Kepergian Nayla menjelang pernikahannya, membuat semua orang bersedih, termasuk Laura sang kakak.
Ketika takdir membalikan kehidupan dan menulis cerita baru, Laura harus menerima kenyataan bahwa ia harus menjadi pengantin pengganti sang adik, Nayla. Untuk menikah dengan calon suaminya bernama Adam.
Namun, ketika akad nikah akan berlangsung, sang ayah justru menolak menjadi wali nikahnya Laura. Laura ternyata adalah anak haram antara ibunya dengan laki-laki lain.
Pernikahan yang hampir terjadi itu akhirnya dibatalkan. Fakta yang baru saja diterima lagi-lagi menghantam hati Laura yang masih di rundung kesedihan. Laura lalu meminta pada Adam untuk menunda pernikahan hingga dia bertemu dengan ayah kandungnya.
Bagaimana perjalanan Laura mencari ayah kandungnya?
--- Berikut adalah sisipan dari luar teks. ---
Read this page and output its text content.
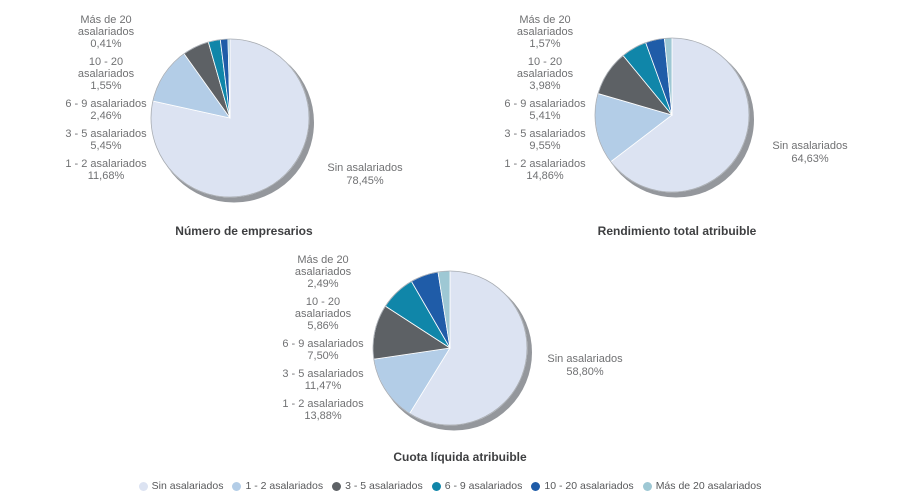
Más de 20 asalariados
0,41%
10 - 20 asalariados
1,55%
6 - 9 asalariados
2,46%
3 - 5 asalariados
5,45%
1 - 2 asalariados
11,68%
Sin asalariados
78,45%
Número de empresarios
Más de 20 asalariados
1,57%
10 - 20 asalariados
3,98%
6 - 9 asalariados
5,41%
3 - 5 asalariados
9,55%
1 - 2 asalariados
14,86%
Sin asalariados
64,63%
Rendimiento total atribuible
Más de 20 asalariados
2,49%
10 - 20 asalariados
5,86%
6 - 9 asalariados
7,50%
3 - 5 asalariados
11,47%
1 - 2 asalariados
13,88%
Sin asalariados
58,80%
Cuota líquida atribuible
Sin asalariados 1 - 2 asalariados 3 - 5 asalariados 6 - 9 asalariados 10 - 20 asalariados Más de 20 asalariados
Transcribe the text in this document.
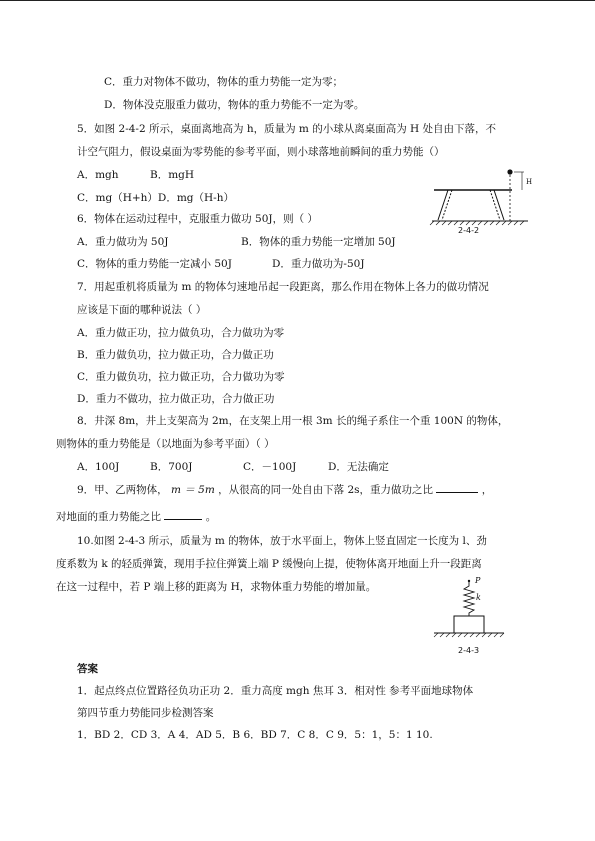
C．重力对物体不做功，物体的重力势能一定为零；
D．物体没克服重力做功，物体的重力势能不一定为零。
5．如图 2-4-2 所示，桌面离地高为 h，质量为 m 的小球从离桌面高为 H 处自由下落，不
计空气阻力，假设桌面为零势能的参考平面，则小球落地前瞬间的重力势能（）
A．mgh	B．mgH
C．mg（H+h）D．mg（H-h）
6．物体在运动过程中，克服重力做功 50J，则（ ）
A．重力做功为 50J	B．物体的重力势能一定增加 50J
C．物体的重力势能一定减小 50J	D．重力做功为-50J
7．用起重机将质量为 m 的物体匀速地吊起一段距离，那么作用在物体上各力的做功情况
应该是下面的哪种说法（ ）
A．重力做正功，拉力做负功，合力做功为零
B．重力做负功，拉力做正功，合力做正功
C．重力做负功，拉力做正功，合力做功为零
D．重力不做功，拉力做正功，合力做正功
8．井深 8m，井上支架高为 2m，在支架上用一根 3m 长的绳子系住一个重 100N 的物体，
则物体的重力势能是（以地面为参考平面）（ ）
A．100J	B．700J	C．－100J	D．无法确定
9．甲、乙两物体， m ＝ 5m ，从很高的同一处自由下落 2s，重力做功之比	，
对地面的重力势能之比	。
10.如图 2-4-3 所示，质量为 m 的物体，放于水平面上，物体上竖直固定一长度为 l、劲
度系数为 k 的轻质弹簧，现用手拉住弹簧上端 P 缓慢向上提，使物体离开地面上升一段距离
在这一过程中，若 P 端上移的距离为 H，求物体重力势能的增加量。
答案
1．起点终点位置路径负功正功 2．重力高度 mgh 焦耳 3．相对性 参考平面地球物体
第四节重力势能同步检测答案
1．BD 2．CD 3．A 4．AD 5．B 6．BD 7．C 8．C 9．5：1，5：1 10.
H
2-4-2
P
k
2-4-3
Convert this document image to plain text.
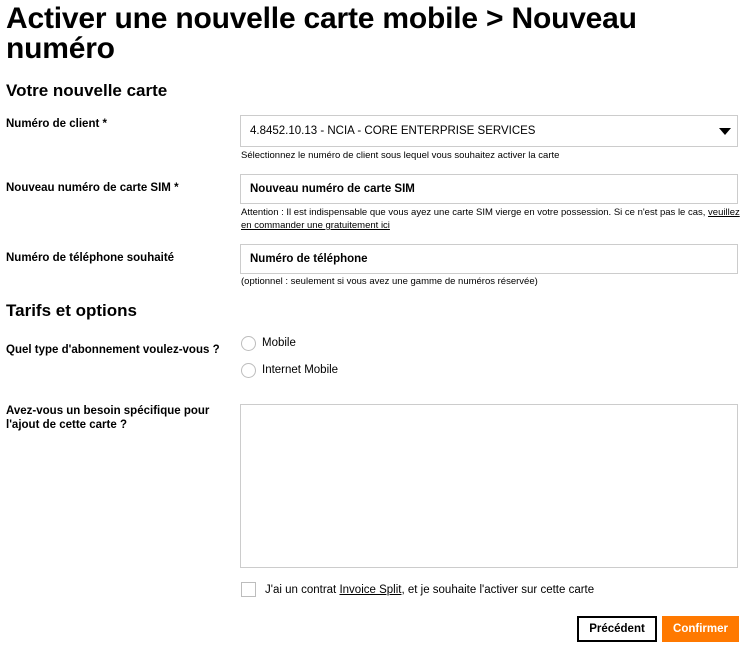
Activer une nouvelle carte mobile > Nouveau numéro
Votre nouvelle carte
Numéro de client *
4.8452.10.13 - NCIA - CORE ENTERPRISE SERVICES
Sélectionnez le numéro de client sous lequel vous souhaitez activer la carte
Nouveau numéro de carte SIM *
Nouveau numéro de carte SIM
Attention : Il est indispensable que vous ayez une carte SIM vierge en votre possession. Si ce n'est pas le cas, veuillez en commander une gratuitement ici
Numéro de téléphone souhaité
Numéro de téléphone
(optionnel : seulement si vous avez une gamme de numéros réservée)
Tarifs et options
Quel type d'abonnement voulez-vous ?
Mobile
Internet Mobile
Avez-vous un besoin spécifique pour l'ajout de cette carte ?
J'ai un contrat Invoice Split, et je souhaite l'activer sur cette carte
Précédent	Confirmer
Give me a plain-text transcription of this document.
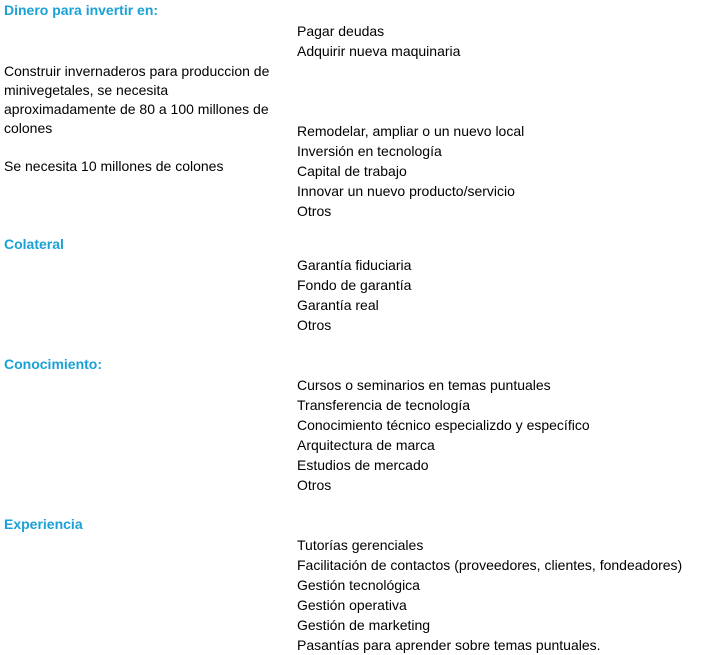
Dinero para invertir en:
Pagar deudas
Adquirir nueva maquinaria
Remodelar, ampliar o un nuevo local
Inversión en tecnología
Capital de trabajo
Innovar un nuevo producto/servicio
Otros
Construir invernaderos para produccion de
minivegetales, se necesita
aproximadamente de 80 a 100 millones de
colones
Se necesita 10 millones de colones
Colateral
Garantía fiduciaria
Fondo de garantía
Garantía real
Otros
Conocimiento:
Cursos o seminarios en temas puntuales
Transferencia de tecnología
Conocimiento técnico especializdo y específico
Arquitectura de marca
Estudios de mercado
Otros
Experiencia
Tutorías gerenciales
Facilitación de contactos (proveedores, clientes, fondeadores)
Gestión tecnológica
Gestión operativa
Gestión de marketing
Pasantías para aprender sobre temas puntuales.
Apakah dia akan bertemu dengan ayah biologisnya itu? Dan bagaimana kisah cintanya dengan Adam? Baca kisah selanjutnya.
Karya ini diterbitkan atas izin NovelToon mama reni, isi konten hanyalah pandangan pribadi pembuatnya, tidak mewakili NovelToon sendiri
Bab Dua Puluh Sembilan
Ratna langsung memeluk Laura dan mengucapkan banyak terima kasih. "Terima kasih, Laura," Ratna berkata dengan suara yang terharu. "Terima kasih atas kebaikanmu. Kamu tidak perlu melakukan ini, tapi aku sangat berterima kasih atas kesediaan kamu untuk membantu Om Ariel."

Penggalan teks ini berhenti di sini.